Минуту он грозно взирал на меня, но потом лоб его разгладился, рот тронуло подобие усмешки.
— Нет, Мерлин, уж кто-кто, но не слуга. И ты прав, я хочу убедить тебя кое в чем, одинаково относящемся и к моему здоровью, и к моему сыну. Клянусь Скорпионом, почему у меня слова не идут с языка! Я позвал тебя не для того, чтобы ты вернул мне сына, но чтобы сказать тебе: если твои целительные силы меня не спасут, он должен будет стать королем.
— Ты мне только что говорил, что у тебя все зажило.
— Я сказал, что рана зажила. Яд вышел, и боль прошла, но осталась болезнь, которую Гайдар не в силах излечить. Он посоветовал обратиться к тебе.
Мне на ум пришли слова Лукана про то, что король видит призраки, вспомнилось кое-что, с чем я имел дело в Пергаме.
— Ты не похож на смертельно больного, Утер. Ты говоришь про душевную болезнь?
Он не ответил на мой вопрос, но то, что он сказал, не прозвучало как перемена темы разговора:
— После твоего отъезда королева родила мне еще двоих детей. Ты знал?
— О девочке Моргиане я слышал. А про мертворожденного узнал только сегодня. Сочувствую вам.
— А не открыл тебе твой знаменитый дар прозрения, что больше их у меня не будет?
Он вдруг стукнул кубком о столик, и я заметил, что на серебре все же остались вмятины от пальцев. Он рывком вскочил с кресла, словно брошенное вверх копье. Теперь я увидел, что им движет не сила, как мне показалось вначале, а страшное напряжение, жилы и нервы натянуты, будто тетива, на щеках под скулами обозначились провалы, точно что-то точит его изнутри.
— Как может быть королем тот, кто даже и не мужчина?
Он бросил мне этот вопрос и, не дожидаясь ответа, быстрыми шагами отошел к окну и там встал, прислонив лоб к камню и глядя на летнее утро.
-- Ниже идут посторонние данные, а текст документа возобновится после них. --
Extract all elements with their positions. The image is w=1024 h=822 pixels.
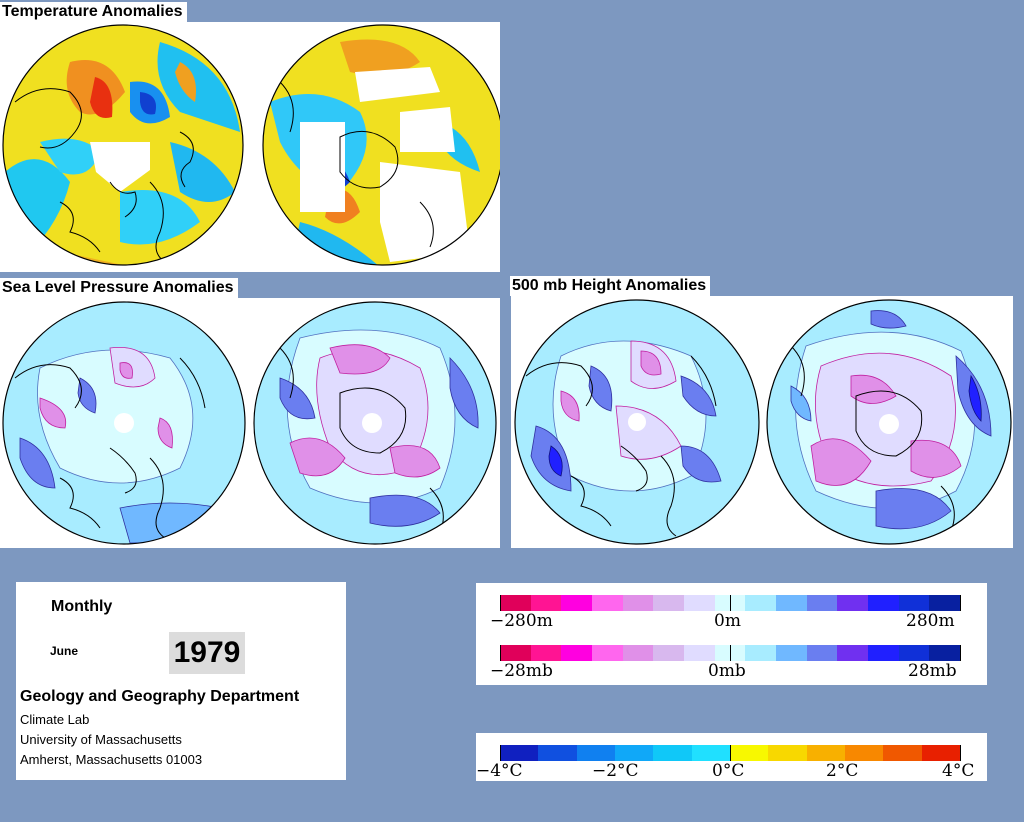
height-swatch xyxy=(561,595,593,611)
height-tick xyxy=(730,595,731,611)
height-color-scale xyxy=(500,595,961,611)
department-label: Geology and Geography Department xyxy=(20,688,300,705)
pressure-panel-title: Sea Level Pressure Anomalies xyxy=(0,278,238,298)
pressure-swatch xyxy=(592,645,623,661)
height-swatch xyxy=(806,595,838,611)
temperature-label-1: −2°C xyxy=(592,761,639,781)
temperature-north-globe xyxy=(3,25,243,265)
height-swatch xyxy=(530,595,562,611)
pressure-swatch xyxy=(806,645,838,661)
info-box: Monthly June 1979 Geology and Geography … xyxy=(16,582,346,780)
pressure-zero-label: 0mb xyxy=(708,661,746,681)
height-south-globe xyxy=(767,300,1011,544)
height-swatch xyxy=(653,595,685,611)
pressure-swatch xyxy=(868,645,899,661)
pressure-south-globe xyxy=(254,302,496,544)
temperature-swatch xyxy=(806,745,845,761)
pressure-panel xyxy=(0,298,500,548)
temperature-color-scale xyxy=(500,745,961,761)
pressure-swatch xyxy=(929,645,961,661)
temperature-tick xyxy=(960,745,961,761)
temperature-tick xyxy=(730,745,731,761)
temperature-label-4: 4°C xyxy=(942,761,975,781)
height-swatch xyxy=(684,595,715,611)
height-north-globe xyxy=(515,300,759,544)
pressure-tick xyxy=(730,645,731,661)
temperature-swatch xyxy=(576,745,615,761)
height-panel xyxy=(511,296,1013,548)
height-panel-title: 500 mb Height Anomalies xyxy=(510,276,711,296)
temperature-label-0: −4°C xyxy=(476,761,523,781)
temperature-swatch xyxy=(691,745,730,761)
temperature-swatch xyxy=(883,745,922,761)
height-swatch xyxy=(592,595,623,611)
temperature-swatch xyxy=(653,745,692,761)
pressure-min-label: −28mb xyxy=(490,661,553,681)
pressure-swatch xyxy=(776,645,807,661)
temperature-swatch xyxy=(729,745,769,761)
temperature-label-2: 0°C xyxy=(712,761,745,781)
temperature-swatch xyxy=(538,745,577,761)
pressure-tick xyxy=(500,645,501,661)
temperature-label-3: 2°C xyxy=(826,761,859,781)
pressure-max-label: 28mb xyxy=(908,661,957,681)
height-swatch xyxy=(868,595,899,611)
height-swatch xyxy=(622,595,654,611)
temperature-swatch xyxy=(500,745,539,761)
height-swatch xyxy=(745,595,777,611)
height-maps xyxy=(514,299,1012,545)
pressure-tick xyxy=(960,645,961,661)
height-swatch xyxy=(500,595,531,611)
temperature-swatch xyxy=(844,745,884,761)
height-zero-label: 0m xyxy=(714,611,741,631)
pressure-north-globe xyxy=(3,302,245,544)
month-label: June xyxy=(50,644,79,658)
year-label: 1979 xyxy=(169,632,245,674)
pressure-swatch xyxy=(653,645,685,661)
temperature-legend: −4°C −2°C 0°C 2°C 4°C xyxy=(476,733,987,781)
address-label: Amherst, Massachusetts 01003 xyxy=(20,752,203,767)
height-swatch xyxy=(776,595,807,611)
university-label: University of Massachusetts xyxy=(20,732,182,747)
height-tick xyxy=(960,595,961,611)
temperature-swatch xyxy=(614,745,654,761)
pressure-maps xyxy=(2,301,497,545)
temperature-swatch xyxy=(921,745,960,761)
pressure-swatch xyxy=(837,645,869,661)
pressure-swatch xyxy=(745,645,777,661)
pressure-swatch xyxy=(561,645,593,661)
temperature-panel xyxy=(0,22,500,272)
height-swatch xyxy=(929,595,961,611)
height-pressure-legend: −280m 0m 280m −28mb 0mb 28mb xyxy=(476,583,987,685)
temperature-swatch xyxy=(768,745,807,761)
temperature-tick xyxy=(500,745,501,761)
pressure-swatch xyxy=(684,645,715,661)
height-swatch xyxy=(898,595,930,611)
pressure-color-scale xyxy=(500,645,961,661)
pressure-swatch xyxy=(500,645,531,661)
height-min-label: −280m xyxy=(490,611,553,631)
temperature-south-globe xyxy=(263,25,500,265)
temperature-panel-title: Temperature Anomalies xyxy=(0,2,187,22)
frequency-label: Monthly xyxy=(51,598,113,615)
lab-label: Climate Lab xyxy=(20,712,90,727)
pressure-swatch xyxy=(898,645,930,661)
height-swatch xyxy=(837,595,869,611)
height-tick xyxy=(500,595,501,611)
height-max-label: 280m xyxy=(906,611,955,631)
pressure-swatch xyxy=(622,645,654,661)
pressure-swatch xyxy=(530,645,562,661)
temperature-maps xyxy=(2,24,500,266)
Теперь я наконец понял, что он пытался мне сказать. Он уже однажды призывал меня вот в эту же самую комнату, чтобы поведать о сжигающей его страсти к Игрейне, жене герцога Горлойса. Тогда, как и теперь, он был вне себя оттого, что вынужден обращаться за помощью к моему искусству; тогда, как и теперь, в нем было то же лихорадочное напряжение, как тетива, готовая лопнуть. И причина была та же. Амброзий однажды сказал про него: «Если бы он хоть иногда думал рассудком, а не плотью, ему было бы гораздо лучше». До сих пор бурные плотские страсти шли Утеру на пользу, принося ему не только удовольствие и облегчение, но также и уважение подчиненных, таких же солдат, как и он сам, — перед ними он если и не похвалялся своими подвигами, то, во всяком случае, секрета из них не делал. Его талантам дивились, завидовали, даже восхищались. Да и для самого Утера это было больше чем просто удовольствие — это был еще и способ самоутверждения, и предмет гордости, из таких вещей не в последнюю очередь складывалось его представление о самом себе как о доблестном полководце.